I was excited to see Buick resurrecting the Regal model this year. My first real experience with the badge dates to my car cruising years of the mid-1980s and the popular scene on Cooper Street in Arlington, Texas. Those were also my ear-shattering car stereo years where us early adopters were tearing out complete interiors to accommodate our rolling sound systems.
I drove a 1983 Olds Cutlass and had been hearing about a fella out there in Arlington who drove a maroon Regal nicknamed “Eruption” as an homage to Eddie Van Halen.
One evening I see the Regal head into a parking lot and I decide to introduce myself. It seems he had been hearing quite a stir about a blue Cutlass cruising his “territory” and he was glad I stopped. Wayne and I hit it off right from the start and we remained friendly co-competitors in the early years of car stereo contests around the state and across the country. After winning the nationals in Houston with the Regal, Wayne decided he needed to up his game and “Eruption” was retired in favor of a 1960 Cadillac Hearse.
The Regal was still the first and by far my favorite, perhaps because I drove a vehicle built on the same platform back then.
Fast forward to modern days and this new Regal from Buick takes its foundation from Opel in Germany, a platform originally slated for a new Saturn sedan but we see what happened to that brand.
Buick’s new baby rolled out this summer in front wheel drive and sporting a choice of Ecotec four-cylinder engines backed by six-speed manual or automatic gearboxes.
“The 2011 Buick Regal is like nothing you’ve ever experienced from this brand,” said Roger McCormack, director of product marketing for Buick. “The Regal is the next chapter in Buick’s transformation and will expand the portfolio to include a modern sport sedan.”
I never quite thought of the Regal as a sports sedan myself, but the GNX from 1987 did get close and the new car will offer a turbo motor once more to tempt eager drivers.
For the masses, this new midsize four door will anchor the bottom end of a GM marque that has seen total renovation of late. Its larger sibling LaCrosse offers an economic four-cylinder powertrain but in that chassis the driving experience is very sedate.
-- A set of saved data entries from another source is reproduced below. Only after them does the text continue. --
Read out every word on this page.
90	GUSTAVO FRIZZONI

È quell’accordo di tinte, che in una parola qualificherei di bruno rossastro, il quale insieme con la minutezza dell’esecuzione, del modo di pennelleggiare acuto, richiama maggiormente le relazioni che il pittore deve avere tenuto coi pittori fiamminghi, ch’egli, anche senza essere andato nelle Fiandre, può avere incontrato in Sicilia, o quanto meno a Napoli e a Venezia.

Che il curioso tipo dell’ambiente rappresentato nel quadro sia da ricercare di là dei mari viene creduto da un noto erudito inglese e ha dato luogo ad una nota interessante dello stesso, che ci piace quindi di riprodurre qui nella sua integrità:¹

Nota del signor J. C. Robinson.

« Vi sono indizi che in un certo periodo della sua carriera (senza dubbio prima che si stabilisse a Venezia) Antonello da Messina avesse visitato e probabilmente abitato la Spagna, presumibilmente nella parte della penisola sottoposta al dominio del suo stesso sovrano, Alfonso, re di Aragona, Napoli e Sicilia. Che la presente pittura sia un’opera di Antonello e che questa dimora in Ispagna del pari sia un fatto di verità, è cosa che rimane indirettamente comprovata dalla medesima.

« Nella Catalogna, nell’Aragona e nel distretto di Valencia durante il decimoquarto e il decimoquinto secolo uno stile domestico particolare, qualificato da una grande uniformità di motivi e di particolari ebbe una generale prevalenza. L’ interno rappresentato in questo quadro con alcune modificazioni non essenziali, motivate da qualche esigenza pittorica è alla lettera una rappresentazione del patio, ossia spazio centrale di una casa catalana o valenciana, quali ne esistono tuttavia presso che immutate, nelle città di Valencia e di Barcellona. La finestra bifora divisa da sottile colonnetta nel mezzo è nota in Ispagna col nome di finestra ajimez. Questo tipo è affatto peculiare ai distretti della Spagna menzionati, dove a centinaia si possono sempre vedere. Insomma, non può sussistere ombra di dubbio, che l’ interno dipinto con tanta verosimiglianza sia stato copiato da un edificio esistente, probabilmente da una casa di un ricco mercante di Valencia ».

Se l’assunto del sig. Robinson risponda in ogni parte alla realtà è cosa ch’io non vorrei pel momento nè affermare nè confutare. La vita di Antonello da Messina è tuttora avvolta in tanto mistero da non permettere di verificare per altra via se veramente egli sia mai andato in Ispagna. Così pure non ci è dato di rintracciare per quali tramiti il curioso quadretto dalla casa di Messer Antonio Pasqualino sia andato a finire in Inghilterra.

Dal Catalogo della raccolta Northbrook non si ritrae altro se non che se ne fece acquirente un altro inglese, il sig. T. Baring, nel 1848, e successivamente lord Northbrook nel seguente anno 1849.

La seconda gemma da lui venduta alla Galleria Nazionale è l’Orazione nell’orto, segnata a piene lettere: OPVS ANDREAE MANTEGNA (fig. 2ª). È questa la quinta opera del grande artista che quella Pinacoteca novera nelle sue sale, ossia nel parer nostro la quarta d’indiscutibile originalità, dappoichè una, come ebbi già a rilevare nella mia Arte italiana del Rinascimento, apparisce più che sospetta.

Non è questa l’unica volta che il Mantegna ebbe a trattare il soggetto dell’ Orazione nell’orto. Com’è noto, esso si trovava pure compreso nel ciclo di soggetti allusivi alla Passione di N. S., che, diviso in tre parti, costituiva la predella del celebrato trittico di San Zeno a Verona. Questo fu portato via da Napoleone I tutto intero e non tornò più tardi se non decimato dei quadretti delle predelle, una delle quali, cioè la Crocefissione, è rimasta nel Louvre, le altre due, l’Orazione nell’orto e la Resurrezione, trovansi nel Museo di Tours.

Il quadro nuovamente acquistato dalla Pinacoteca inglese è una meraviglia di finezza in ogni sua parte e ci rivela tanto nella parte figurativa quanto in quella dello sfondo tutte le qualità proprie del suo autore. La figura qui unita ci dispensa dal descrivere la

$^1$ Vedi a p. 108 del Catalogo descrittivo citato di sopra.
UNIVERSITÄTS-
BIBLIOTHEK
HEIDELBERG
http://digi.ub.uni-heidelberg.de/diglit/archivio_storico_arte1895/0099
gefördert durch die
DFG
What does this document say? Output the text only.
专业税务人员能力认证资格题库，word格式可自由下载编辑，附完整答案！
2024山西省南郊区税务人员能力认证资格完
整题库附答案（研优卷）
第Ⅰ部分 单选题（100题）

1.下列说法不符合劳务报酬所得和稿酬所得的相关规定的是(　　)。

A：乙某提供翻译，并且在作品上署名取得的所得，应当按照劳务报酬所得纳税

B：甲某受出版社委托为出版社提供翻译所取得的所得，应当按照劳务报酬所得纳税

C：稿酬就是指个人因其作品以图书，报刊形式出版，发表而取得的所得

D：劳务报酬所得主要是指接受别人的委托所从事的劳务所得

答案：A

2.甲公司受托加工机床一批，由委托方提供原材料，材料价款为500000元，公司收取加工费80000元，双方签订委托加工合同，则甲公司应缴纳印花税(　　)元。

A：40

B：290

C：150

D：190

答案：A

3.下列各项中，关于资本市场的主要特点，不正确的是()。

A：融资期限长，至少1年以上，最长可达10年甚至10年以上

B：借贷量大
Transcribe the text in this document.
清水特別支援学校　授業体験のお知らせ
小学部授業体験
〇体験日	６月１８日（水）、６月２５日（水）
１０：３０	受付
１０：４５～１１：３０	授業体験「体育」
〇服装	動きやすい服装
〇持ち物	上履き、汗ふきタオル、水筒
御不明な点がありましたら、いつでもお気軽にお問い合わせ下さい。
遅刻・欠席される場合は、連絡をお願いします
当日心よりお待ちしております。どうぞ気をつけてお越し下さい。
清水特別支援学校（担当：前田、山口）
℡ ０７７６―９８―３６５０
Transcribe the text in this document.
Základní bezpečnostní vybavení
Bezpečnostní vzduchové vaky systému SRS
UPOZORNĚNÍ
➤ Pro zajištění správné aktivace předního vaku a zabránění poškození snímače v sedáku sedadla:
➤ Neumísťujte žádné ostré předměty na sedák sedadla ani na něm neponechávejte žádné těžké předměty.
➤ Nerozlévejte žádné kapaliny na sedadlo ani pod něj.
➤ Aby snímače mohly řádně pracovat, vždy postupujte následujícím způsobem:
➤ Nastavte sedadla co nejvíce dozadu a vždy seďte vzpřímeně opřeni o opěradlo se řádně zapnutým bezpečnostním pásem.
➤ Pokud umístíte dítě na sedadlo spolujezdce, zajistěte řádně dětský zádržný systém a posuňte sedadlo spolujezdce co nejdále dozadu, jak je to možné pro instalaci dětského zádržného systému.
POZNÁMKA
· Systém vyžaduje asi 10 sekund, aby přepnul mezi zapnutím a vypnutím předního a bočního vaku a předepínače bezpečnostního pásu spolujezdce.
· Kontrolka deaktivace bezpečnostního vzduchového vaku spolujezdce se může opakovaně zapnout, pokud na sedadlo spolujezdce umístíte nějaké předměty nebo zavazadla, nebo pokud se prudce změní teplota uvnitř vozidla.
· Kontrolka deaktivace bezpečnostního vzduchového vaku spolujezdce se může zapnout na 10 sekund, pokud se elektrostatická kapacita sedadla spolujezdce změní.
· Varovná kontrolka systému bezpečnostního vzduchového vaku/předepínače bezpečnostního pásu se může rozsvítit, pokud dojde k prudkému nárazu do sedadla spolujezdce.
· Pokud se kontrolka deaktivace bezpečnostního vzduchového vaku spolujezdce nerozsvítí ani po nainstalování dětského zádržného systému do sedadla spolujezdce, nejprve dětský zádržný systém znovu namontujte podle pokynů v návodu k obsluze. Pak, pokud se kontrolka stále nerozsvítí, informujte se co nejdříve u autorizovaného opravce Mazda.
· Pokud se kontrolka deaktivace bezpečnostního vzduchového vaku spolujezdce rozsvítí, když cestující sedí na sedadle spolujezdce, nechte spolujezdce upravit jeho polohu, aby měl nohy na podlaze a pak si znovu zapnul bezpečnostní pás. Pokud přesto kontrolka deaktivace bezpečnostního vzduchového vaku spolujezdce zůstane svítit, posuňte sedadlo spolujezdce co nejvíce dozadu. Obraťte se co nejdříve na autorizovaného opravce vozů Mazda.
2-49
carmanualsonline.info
The Regal responds better to the small (2.4-liter) engine offering.
Our recent tester arrived in CXL trim with the base engine and its only transmission offering of the six-speed automatic (the turbo 2.0-liter offers the manual). Of course there were all the usual amenities one would expect from both a new vehicle and a Buick. We enjoyed the modern interior styling and the leather surfaces. In fact, most would probably not guess this a Buick interior if the badges were removed.
The car is very comfortable while not giving up a decent driving experience. Definitely less “Buickey” than the previous generation Regal which was discontinued in 2004.
Buick claims the new Regal is aimed at the TSX from Acura and S60 from Volvo. OK, whatever, but I would like to see a bit more power first, from both engines. And perhaps all-wheel drive running gear to make it a true competitor on the global scale with other brands.
Don’t get me wrong, GM did a good job with the new Regal. For a four-banger I thought fuel economy ratings were a tad low but chassis is midsized so 19 mpg city and 30 mpg highway will have to suffice, although the Chevy Malibu is rated higher (at the expense of a few ponies).
Base pricing for the new Regal (which is only offered in CXL trim for 2011) is $26,245. After a few goodies thrown in our tester came in at $28,840.
I enjoyed driving the new Regal but I do have a request for Buick. Get rid of the chrome shifter surround for sunbelt states. The glare is blinding. I had to cover it the entire week I spent behind the wheel while the sun was up. Aside from that, kudos. And I would love to see what Wayne could do with this new Regal.